Autre fleuron de leur collection, que l’on découvre harmonieusement disposés sur un meuble de présentation, plusieurs pots aux couleurs chatoyantes et au décor de visages d’hommes et de femmes inscrits dans des médaillons. Il s’agit d’un ensemble exceptionnel de majoliques italiennes du XVIe siècle (vers 1550-1580), d’origine vénitienne, de l’atelier de Maestro Domenico.
Cohérence.
Claude et Danièle ont toujours essayé de privilégier ces ensembles historiques pour la cohérence de leur collection malgré la difficulté à les obtenir par le biais des enchères. Au-delà de la beauté décorative, c’est donc aussi l’intérêt scientifique qui les pousse chaque jour à regarder catalogues de vente et annonces en ligne sur eBay. Lire et comprendre l’histoire de la pharmacie au travers d’objets emblématiques et originaux. Cette volonté se voit notamment dans la collection d’étains dénichés en grande partie par Danièle, objets d’autant plus précieux que beaucoup ont disparu au XVIIIe siècle suite à un décret préconisant de les remplacer par la faïence, pour des raisons de santé publique. Chevrettes, biberons, canards et pots à onguents prennent alors tous leur sens. Objets du quotidien des malades, ils racontent chacun une histoire que l’on peut deviner en regardant les poinçons insculpés par le fabricant et la ville ou l’inscription au nom de l’apothicaire. Les hôtels-Dieu avaient eux aussi leur propre poinçon, non de contrôle (car les établissements religieux étaient exonérés d’impôt) mais de propriété, ce qui permet aujourd’hui de retracer, beaucoup plus facilement que pour les faïences, la provenance de nombreux étains hospitaliers. Claude Renner a d’ailleurs publié à leur sujet un petit ouvrage explicatif intitulé « Histoire Illustrée des Étains Médicaux » (Egv-Editions, 2010).

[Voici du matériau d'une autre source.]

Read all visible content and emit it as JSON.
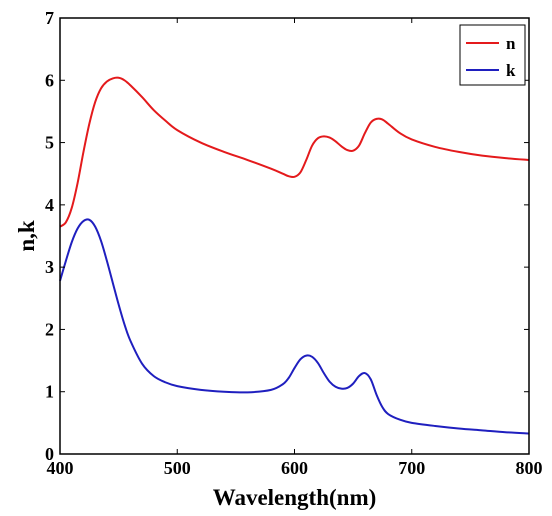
{
  "chart_data": {
    "type": "line",
    "xlabel": "Wavelength(nm)",
    "ylabel": "n,k",
    "xlim": [
      400,
      800
    ],
    "ylim": [
      0,
      7
    ],
    "xticks": [
      "400",
      "500",
      "600",
      "700",
      "800"
    ],
    "yticks": [
      "0",
      "1",
      "2",
      "3",
      "4",
      "5",
      "6",
      "7"
    ],
    "grid": false,
    "legend_position": "top-right",
    "series": [
      {
        "name": "n",
        "color": "#e41a1c",
        "x": [
          400,
          405,
          410,
          415,
          420,
          425,
          430,
          435,
          440,
          445,
          450,
          455,
          460,
          470,
          480,
          490,
          500,
          520,
          540,
          560,
          580,
          590,
          595,
          600,
          605,
          610,
          615,
          620,
          625,
          630,
          635,
          640,
          645,
          650,
          655,
          660,
          665,
          670,
          675,
          680,
          690,
          700,
          720,
          740,
          760,
          780,
          800
        ],
        "y": [
          3.65,
          3.72,
          3.95,
          4.35,
          4.85,
          5.3,
          5.65,
          5.87,
          5.98,
          6.03,
          6.04,
          6.0,
          5.92,
          5.73,
          5.52,
          5.35,
          5.2,
          5.0,
          4.85,
          4.72,
          4.58,
          4.5,
          4.46,
          4.45,
          4.52,
          4.72,
          4.95,
          5.07,
          5.1,
          5.08,
          5.02,
          4.94,
          4.88,
          4.87,
          4.95,
          5.15,
          5.32,
          5.38,
          5.37,
          5.3,
          5.15,
          5.05,
          4.93,
          4.85,
          4.79,
          4.75,
          4.72
        ]
      },
      {
        "name": "k",
        "color": "#1f1fbf",
        "x": [
          400,
          405,
          410,
          415,
          420,
          425,
          430,
          435,
          440,
          445,
          450,
          455,
          460,
          470,
          480,
          490,
          500,
          520,
          540,
          560,
          580,
          590,
          595,
          600,
          605,
          610,
          615,
          620,
          625,
          630,
          635,
          640,
          645,
          650,
          655,
          660,
          665,
          670,
          675,
          680,
          690,
          700,
          720,
          740,
          760,
          780,
          800
        ],
        "y": [
          2.78,
          3.1,
          3.4,
          3.62,
          3.74,
          3.76,
          3.65,
          3.42,
          3.1,
          2.75,
          2.4,
          2.08,
          1.82,
          1.45,
          1.25,
          1.15,
          1.09,
          1.03,
          1.0,
          0.99,
          1.03,
          1.12,
          1.22,
          1.38,
          1.52,
          1.58,
          1.56,
          1.46,
          1.3,
          1.16,
          1.08,
          1.05,
          1.06,
          1.13,
          1.25,
          1.3,
          1.2,
          0.95,
          0.75,
          0.64,
          0.55,
          0.5,
          0.45,
          0.41,
          0.38,
          0.35,
          0.33
        ]
      }
    ]
  }
}
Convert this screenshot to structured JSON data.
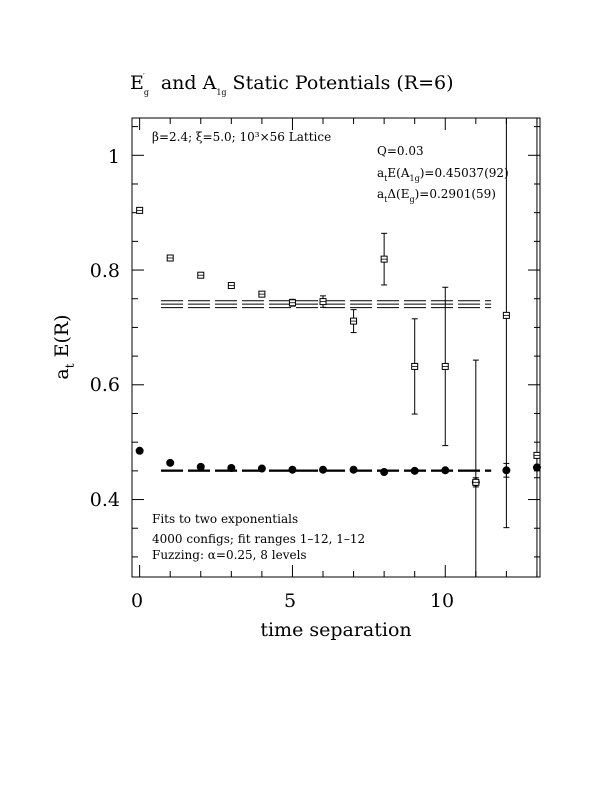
{
  "chart_data": {
    "type": "scatter",
    "title": {
      "main": "E",
      "main_sub": "g",
      "main_sup": "′",
      "and": "and A",
      "and_sub": "1g",
      "rest": "Static Potentials (R=6)"
    },
    "xlabel": "time separation",
    "ylabel": {
      "main": "a",
      "sub": "t",
      "rest": "E(R)"
    },
    "xlim": [
      -0.25,
      13.1
    ],
    "ylim": [
      0.265,
      1.065
    ],
    "xticks": [
      0,
      5,
      10
    ],
    "xtick_labels": [
      "0",
      "5",
      "10"
    ],
    "yticks": [
      0.4,
      0.6,
      0.8,
      1.0
    ],
    "ytick_labels": [
      "0.4",
      "0.6",
      "0.8",
      "1"
    ],
    "grid": false,
    "legend": "none",
    "lattice_label": "β=2.4; ξ=5.0; 10³×56 Lattice",
    "fit_info": {
      "q": "Q=0.03",
      "energy": {
        "pre": "a",
        "pre_sub": "t",
        "mid": "E(A",
        "mid_sub": "1g",
        "post": ")=0.45037(92)"
      },
      "delta": {
        "pre": "a",
        "pre_sub": "t",
        "mid": "Δ(E",
        "mid_sub": "g",
        "post": ")=0.2901(59)"
      }
    },
    "notes": [
      "Fits to two exponentials",
      "4000 configs; fit ranges 1–12, 1–12",
      "Fuzzing: α=0.25, 8 levels"
    ],
    "series": [
      {
        "name": "A1g",
        "marker": "filled-circle",
        "x": [
          0,
          1,
          2,
          3,
          4,
          5,
          6,
          7,
          8,
          9,
          10,
          11,
          12,
          13
        ],
        "y": [
          0.485,
          0.464,
          0.457,
          0.455,
          0.454,
          0.452,
          0.452,
          0.452,
          0.448,
          0.45,
          0.451,
          0.43,
          0.451,
          0.456
        ],
        "err": [
          0.003,
          0.002,
          0.002,
          0.002,
          0.002,
          0.002,
          0.002,
          0.003,
          0.003,
          0.004,
          0.004,
          0.008,
          0.012,
          0.018
        ]
      },
      {
        "name": "Eg'",
        "marker": "open-square",
        "x": [
          0,
          1,
          2,
          3,
          4,
          5,
          6,
          7,
          8,
          9,
          10,
          11,
          12,
          13
        ],
        "y": [
          0.904,
          0.821,
          0.791,
          0.773,
          0.758,
          0.743,
          0.745,
          0.711,
          0.819,
          0.632,
          0.632,
          0.43,
          0.721,
          0.477
        ],
        "err": [
          0.003,
          0.003,
          0.003,
          0.004,
          0.005,
          0.006,
          0.01,
          0.02,
          0.045,
          0.083,
          0.138,
          0.213,
          0.37,
          0.6
        ]
      }
    ],
    "fit_lines": [
      {
        "name": "A1g fit",
        "style": "dashed-band",
        "y": 0.45037,
        "err": 0.00092,
        "x_range": [
          0.7,
          11.5
        ]
      },
      {
        "name": "Eg' fit",
        "style": "dashed-band",
        "y": 0.7405,
        "err": 0.0059,
        "x_range": [
          0.7,
          11.5
        ]
      }
    ]
  }
}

Aujourd’hui, le couple ne cesse de guetter la bonne affaire. De combien d’objets est constituée leur collection ? Ils ne le savent pas exactement et sourient à cette question. Ils en ont beaucoup, ils vivent avec et en prennent soin, c’est l’essentiel. Un petit trésor qui a le mérite de couvrir une très large période chronologique qui ravirait tous les passionnés d’histoire de la pharmacie. Pour le moment notre duo de collectionneurs tient à rester discret mais toujours avec « la tête chercheuse ».